Monday, December 3, 2018

Predator Post



The original Predator is showered with praise by fans of that sort of thing. 

And I think one of the big reasons that the sequels failed to live up to the expectations of the first for many that are not me, is that folks are a bit confused about what “that sort of thing” is.


The reason the original succeeded came from it teasing out the reveal of the Predator over the first half of the film.  The movie starts out as an over the top Eighties military action flick.  If you ignore the brief space ship scene at the opening, no hard evidence of alien intervention shows up for about twenty five minutes. 

The reveals get grander and grander until the film changes genre to a horror movie half way through.  It’s also not just any horror movie, it's an Eighties slasher film with the Special Forces gang taking the place of cheerleaders or sorority victims.

The genre shift was HUGE and inspired subsequent film makers. (Tarantino used the idea in From Dusk Till Dawn.)

That’s the first problem the sequels have to face. Similar to many innovative creature films, you can only have an awesome reveal once.  Now that the Yautja is out of the bag, we all know what the amazing Stan Winston designed being looks like and what it can do. (Voiced by Peter “Optimus Prime” Cullen!!! I did not know that!!)

The other problem future outings face is comparisons to what surely was the most macho and testosterone filled manliness fest in cinema history.

That’s not really what the original Predator was, though. This is why I chuckle whenever viewers complain there is too much humor in other Predator films.
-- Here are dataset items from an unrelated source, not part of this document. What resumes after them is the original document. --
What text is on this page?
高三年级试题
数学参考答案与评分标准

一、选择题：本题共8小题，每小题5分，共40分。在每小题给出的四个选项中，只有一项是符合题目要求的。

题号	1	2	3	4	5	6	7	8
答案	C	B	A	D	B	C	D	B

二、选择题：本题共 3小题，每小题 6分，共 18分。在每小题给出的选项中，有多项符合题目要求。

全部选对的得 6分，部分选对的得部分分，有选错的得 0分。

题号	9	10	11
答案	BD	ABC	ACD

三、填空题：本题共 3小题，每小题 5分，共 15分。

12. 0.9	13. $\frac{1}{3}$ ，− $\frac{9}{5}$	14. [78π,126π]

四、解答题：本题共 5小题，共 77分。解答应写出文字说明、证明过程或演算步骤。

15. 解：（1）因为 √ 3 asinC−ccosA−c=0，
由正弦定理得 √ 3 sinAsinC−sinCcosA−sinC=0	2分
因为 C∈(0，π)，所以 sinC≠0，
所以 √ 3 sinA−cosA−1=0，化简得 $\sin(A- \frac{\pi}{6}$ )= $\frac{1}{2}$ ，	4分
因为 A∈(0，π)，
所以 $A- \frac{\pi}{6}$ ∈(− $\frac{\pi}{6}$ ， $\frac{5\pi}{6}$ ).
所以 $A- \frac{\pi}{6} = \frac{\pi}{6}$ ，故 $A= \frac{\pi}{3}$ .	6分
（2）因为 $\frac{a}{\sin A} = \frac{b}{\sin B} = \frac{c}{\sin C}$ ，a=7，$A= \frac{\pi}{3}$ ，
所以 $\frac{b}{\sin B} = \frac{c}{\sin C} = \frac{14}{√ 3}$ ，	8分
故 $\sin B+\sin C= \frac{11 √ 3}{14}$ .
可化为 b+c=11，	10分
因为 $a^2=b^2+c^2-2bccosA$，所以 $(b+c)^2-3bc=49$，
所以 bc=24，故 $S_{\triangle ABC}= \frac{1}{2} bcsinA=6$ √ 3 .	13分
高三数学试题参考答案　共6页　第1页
The original Predator was much more of a SATIRE of macho and testosterone filled manliness fests. The problem, much like with Spinal Tap and the real world of heavy metal, is the source material is so patently ridiculous that it’s hard to tell the satire from the real thing.

John McTiernan admits that whenever the studio asked for scenes with a bunch of gunfire, he’d make sure (like in both Die Hard – shooting the elevator and Predator – defoliating the forest) that it was completely ineffective.

This is the man who made The Last Action Hero; satire of action films is what he does.

Yes, there is a near constant stream of macho-isms, but almost every single one is cut down to size shortly thereafter.

Jesse Ventura even titled his autobiography, Ain’t Got Time to Bleed.  But Poncho completely deflates Blain’s line with, “You got time to duck?” right afterwards.

Come to think of it, there isn’t a single line Ventura speaks that isn’t so patently over the top that it comes out just as goofy as it is awesome.

Side note: If anyone told me when I first saw it this film would have three different stars with gubernatorial campaigns, two of which were successful, I’d have told them they were nuts.

These card carrying members of the ridiculously manly squad are rapidly transitioned into panicked school children in the latter half of the film.

Yes, Poncho’s “I can make it” after being smacked silly by one of his buddies log traps in another display of the how wildly ineffective the Special Forces are against a Predator was inspirational.
That is, until he didn’t “make it” shortly thereafter.

Billy’s super testosterone fueled “last stand” on the natural bridge looked like it was going to be legendary when he draws his massive, in no way symbolic, knife and marks himself. 

His battle against the Predator was so short all that appears on screen is Billy’s voice screaming like a “leetle gurl.”*

The point where it is the most serious veers the furthest away from traditional manly moments. It’s Mac’s reflection on the past over the body of Blain.  It's a heartfelt tear jerker moment about the bonds formed through hardship and emotionally dealing with loss.  More Hallmark than Dirty Harry.

Even the manliest of the manly men, Arnold Schwarzenegger himself as Dutch, finds all his technological terror type weapons are worthless against the beast. While he does take it out (but using primitive means and intellect), he also gets the ever loving snot beaten out of him before being laughed at and blowed up.

Predator was a fantastic, genre switching action film that introduced the world to yet another awesome and terrifying Stan Winston creature from another world. 


But let’s not for a moment pretend it was serious.


End admission:  My picking on this film by no means diminishes my belief that a prequel showing Dutch and his squad in their prime going on standard Special Forces rescue missions would have out awesomed every other film made in that decade, and several before and after.







*Footnote - This is in no way meaning to cast aspersions on girls, little or otherwise. It’s merely a quote of my friend’s wife describing our reaction when she poked her head through the curtain of the Jurassic Park shooter we were playing in the Disneyland Arcade.  I probably didn’t need to clarify this, but since we both also pointed the light guns at her while engaging in high pitched screaming, it’s funny and I wanted it written down somewhere.